Our findings suggest that HRCT-based volumetric analysis is a reliable method for assessing STR dimensions. While previous studies have explored the relationship between mastoid pneumatization and middle ear structures, none have specifically examined its impact on STR volume using high-resolution three-dimensional volumetric analysis [
2,
4,
9,
12,
15]. Traditional two-dimensional CT measurements are common but prone to inaccuracies due to head positioning. In contrast, 3D volumetric assessments offer a more precise and comprehensive evaluation. Accurate STR volume measurement could provide valuable insights into middle ear pathophysiology and may also enhance surgical planning, particularly for endoscopic ear procedures. Given the importance of visualizing deep recesses such as the STR, volumetric analysis can aid in surgical navigation. However, manual segmentation, despite demonstrating high interobserver and intraobserver reliability in the present study, remains time-consuming and potentially prone to operator-dependent variability. By comparison, semi-automatic and automatic approaches may yield reproducible volumetric measurements with minimal user intervention, thereby offering substantially shorter processing times and reduced operator dependency [
22]. Future studies incorporating semi-automated or AI-assisted volumetric methods may further validate and expand the clinical applicability of STR volumetric analysis.

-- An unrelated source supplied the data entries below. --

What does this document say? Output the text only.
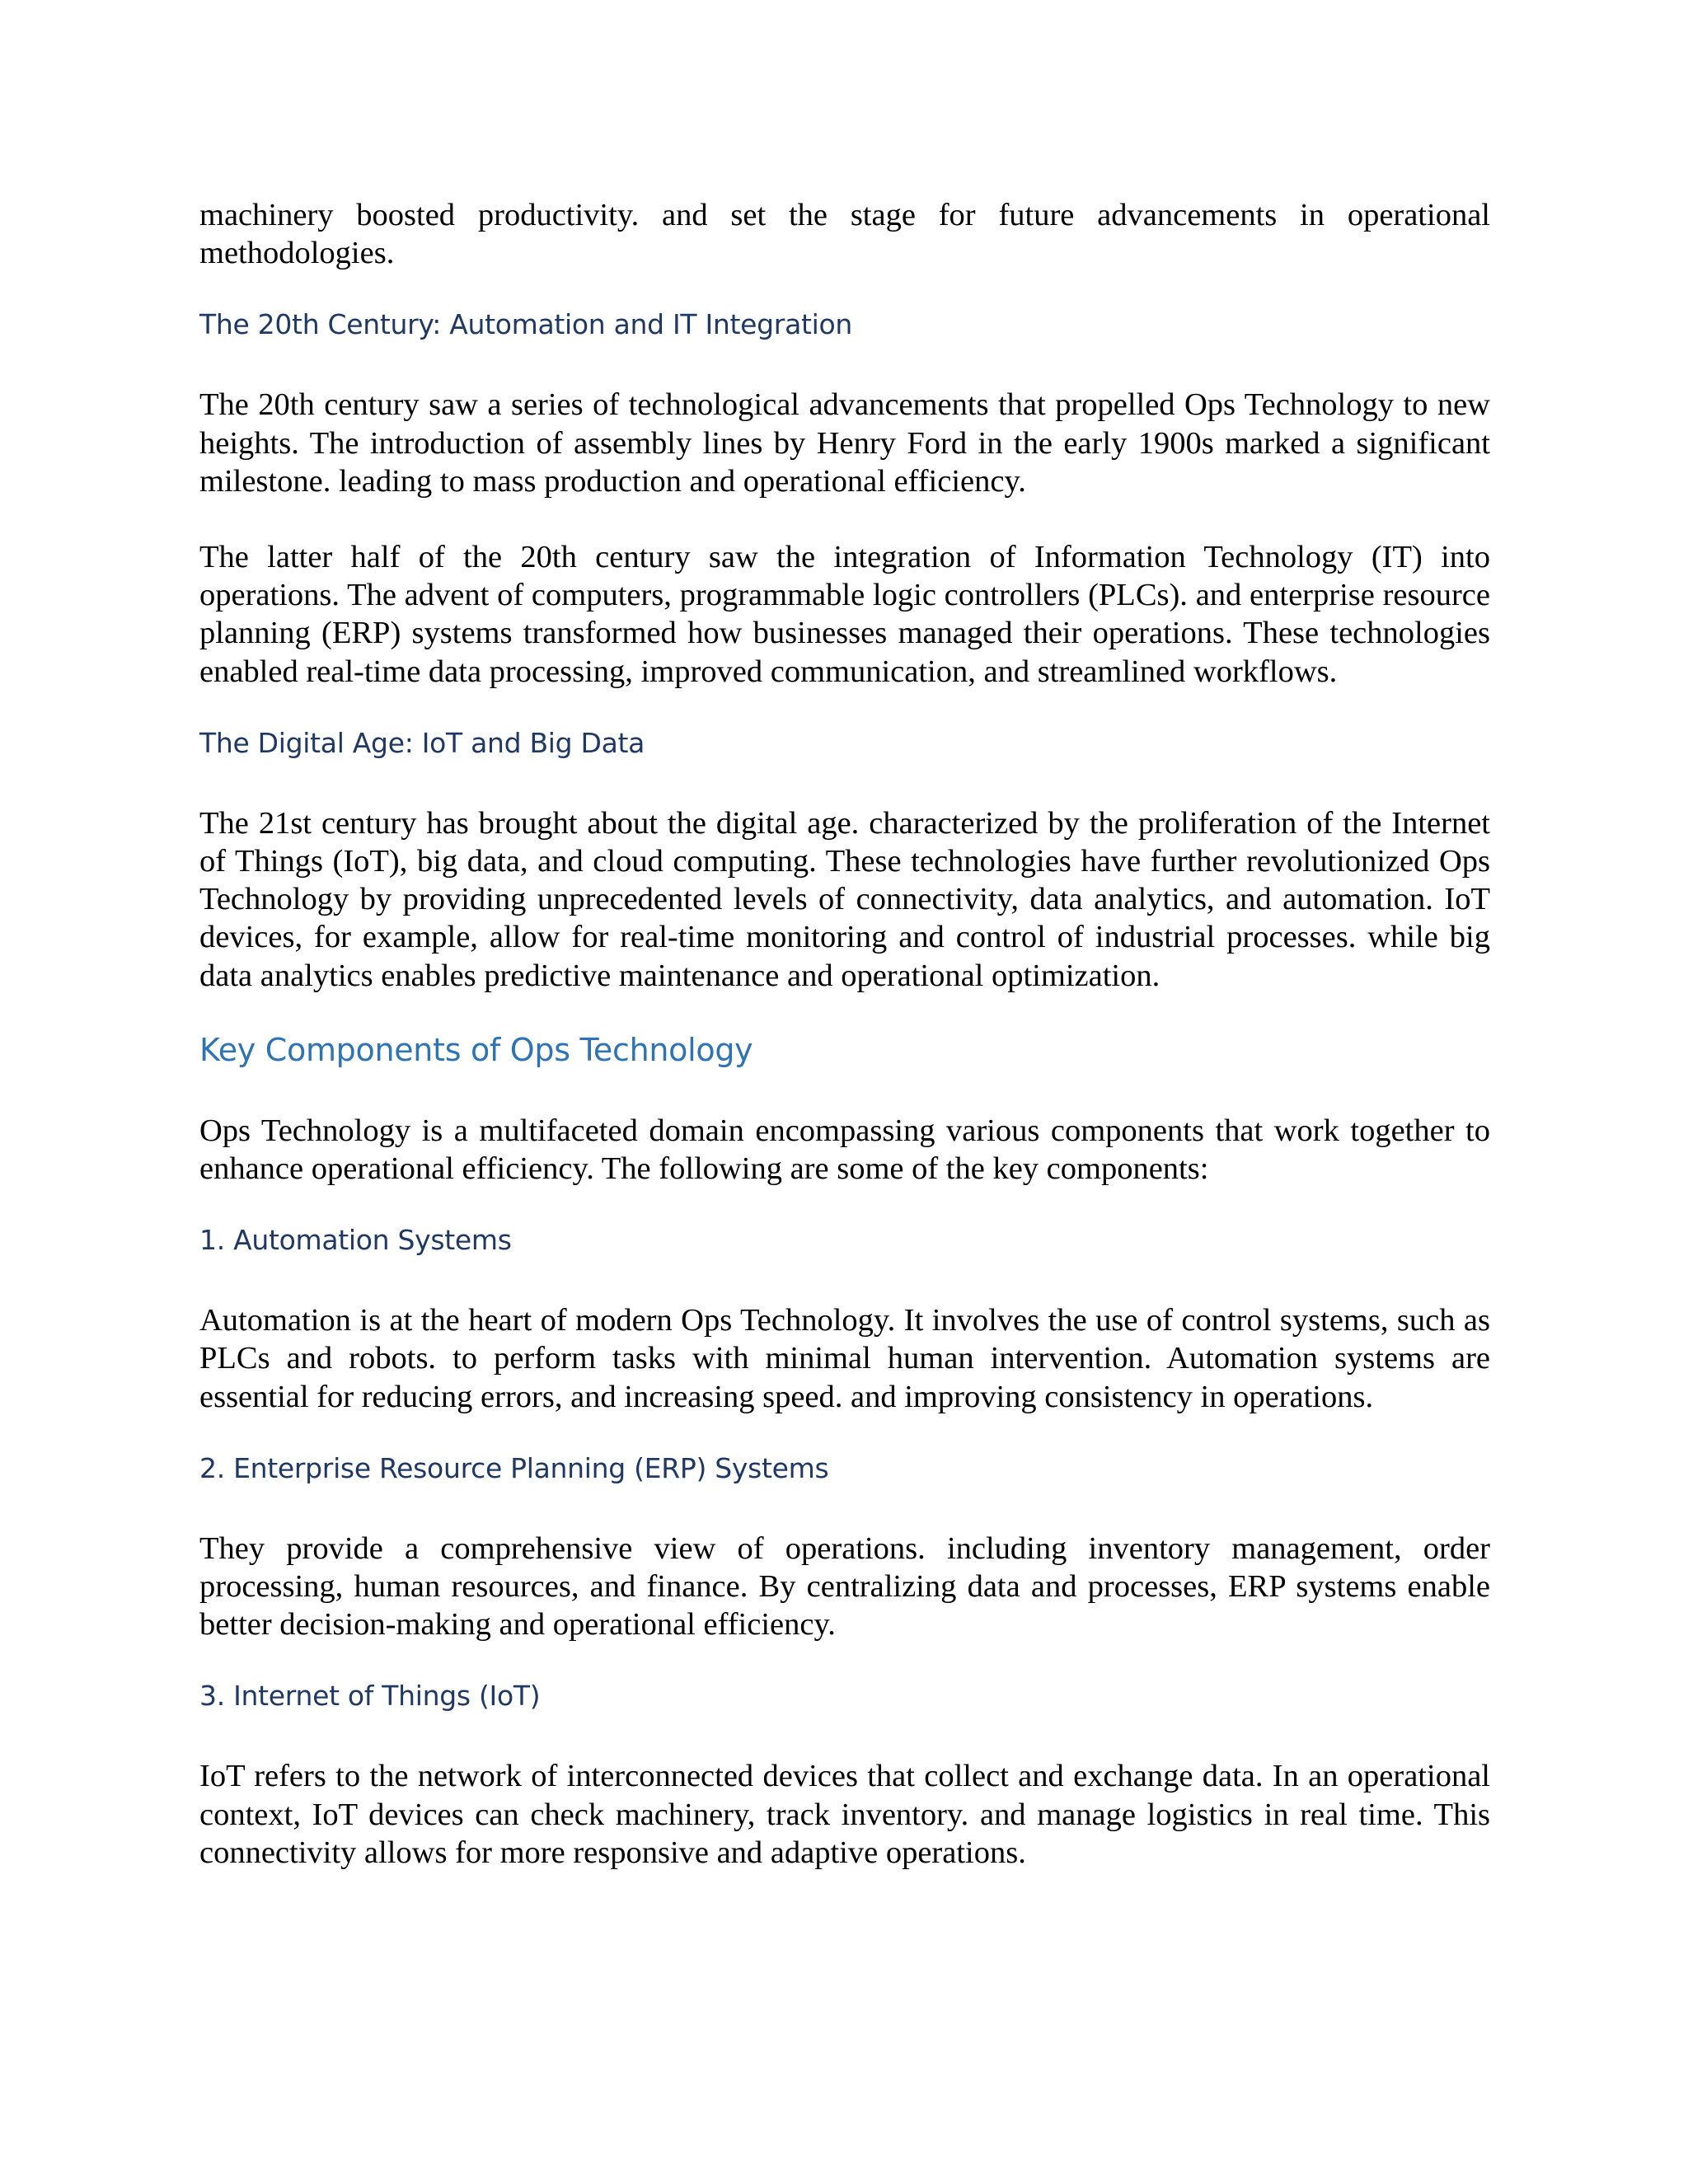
machinery boosted productivity. and set the stage for future advancements in operational methodologies.

The 20th Century: Automation and IT Integration

The 20th century saw a series of technological advancements that propelled Ops Technology to new heights. The introduction of assembly lines by Henry Ford in the early 1900s marked a significant milestone. leading to mass production and operational efficiency.

The latter half of the 20th century saw the integration of Information Technology (IT) into operations. The advent of computers, programmable logic controllers (PLCs). and enterprise resource planning (ERP) systems transformed how businesses managed their operations. These technologies enabled real-time data processing, improved communication, and streamlined workflows.

The Digital Age: IoT and Big Data

The 21st century has brought about the digital age. characterized by the proliferation of the Internet of Things (IoT), big data, and cloud computing. These technologies have further revolutionized Ops Technology by providing unprecedented levels of connectivity, data analytics, and automation. IoT devices, for example, allow for real-time monitoring and control of industrial processes. while big data analytics enables predictive maintenance and operational optimization.

Key Components of Ops Technology

Ops Technology is a multifaceted domain encompassing various components that work together to enhance operational efficiency. The following are some of the key components:

1. Automation Systems

Automation is at the heart of modern Ops Technology. It involves the use of control systems, such as PLCs and robots. to perform tasks with minimal human intervention. Automation systems are essential for reducing errors, and increasing speed. and improving consistency in operations.

2. Enterprise Resource Planning (ERP) Systems

They provide a comprehensive view of operations. including inventory management, order processing, human resources, and finance. By centralizing data and processes, ERP systems enable better decision-making and operational efficiency.

3. Internet of Things (IoT)

IoT refers to the network of interconnected devices that collect and exchange data. In an operational context, IoT devices can check machinery, track inventory. and manage logistics in real time. This connectivity allows for more responsive and adaptive operations.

This study has several limitations that should be considered. First, the retrospective design may introduce selection bias, despite our rigorous inclusion criteria, particularly since the control group was composed of cochlear implant candidates, who may not fully represent a normal otologic population. Second, while 3D HRCT provides excellent anatomical detail of STR morphology, it cannot assess functional aspects of middle ear ventilation that may influence pneumatization patterns. Additionally, although intra- and interobserver variability metrics were calculated and demonstrated acceptable reliability, the manual nature of volume segmentation still represents a potential methodological limitation. Future studies could benefit from automated or semi-automated segmentation techniques to further reduce observer-dependent variability. Third, as a cross-sectional study, our design does not allow for the assessment of temporal changes within the same individuals; however, no statistically significant age-related differences were identified in our cohort. Our findings specifically address non-cholesteatomatous COM, as we excluded cholesteatoma cases to avoid confounding by osseous erosion. While this exclusion strengthens the internal validity of our pneumatization measurements, it means our results cannot be directly extrapolated to cholesteatomatous COM evaluation. Future investigations should examine surgical outcomes relative to STR pneumatization patterns and conduct prospective studies of cholesteatoma cases with STR involvement. Despite these limitations, our study provides crucial data on STR anatomy in COM and its age-related changes in adulthood, establishing a foundation for future research on pneumatization patterns.